Family legend is that John Monie Betts -- his friends called him "Windy" -- got his gentle streak from his grandfather, who ministered to little Methodist churches all across the state of North Carolina and in parts of Southside Virginia. Old A.D. lived with my father's family in Greensboro when he was growing up, and Dad heard tales of that awful war most every day of his youth. My father always said the old parson had taught him many things about life, including the obligations of duty, the power of a kind word and the value of patience.
|John "Windy" Betts, future sailor, about 1911|
They were lessons that stuck with my father and served him well during the lean years of the Great Depression and the difficult years with a sometimes rebellious son who thought his parents were too old to be raising children. But he was wise enough to make me stay up until the end of that game in 1957 when Carolina won the national championship, and he drove me all over three or four states to go hiking and camping, a feat I appreciated more when I got the same arthritis of the knees that he endured on those outings. Through it all he had a thoughtful smile and a steady hand. To this day I can't remember hearing him raise his voice, except in delight when Phil Ford threw one in from downtown for the Tar Heels, or spun by some feckless defender to lay it in the bucket.
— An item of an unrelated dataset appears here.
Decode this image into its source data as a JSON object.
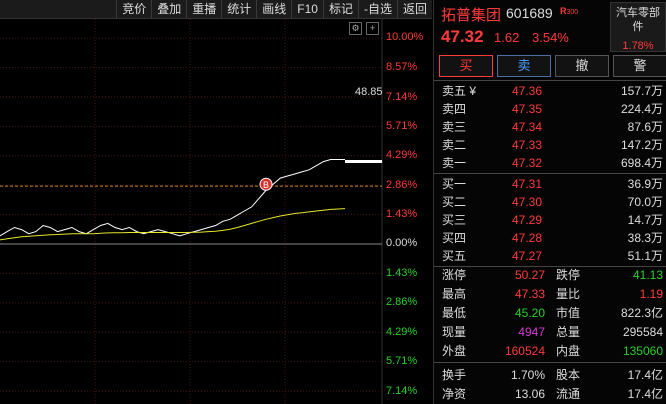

Somehow we managed to patch things up pretty well when I grew up a little, and the bond between us grew over the years. In the final years of his life, before cancer put him down fast, we went in on an old sailboat together and often cruised the waters of Bugg's Island Lake, one of the largest in our region. He died at nearly 88 in 1994; had he lived, he would have been 108 today -- and, I expect, he would have a smile on his face and a kind word on his lips. Happy Birthday, Dad.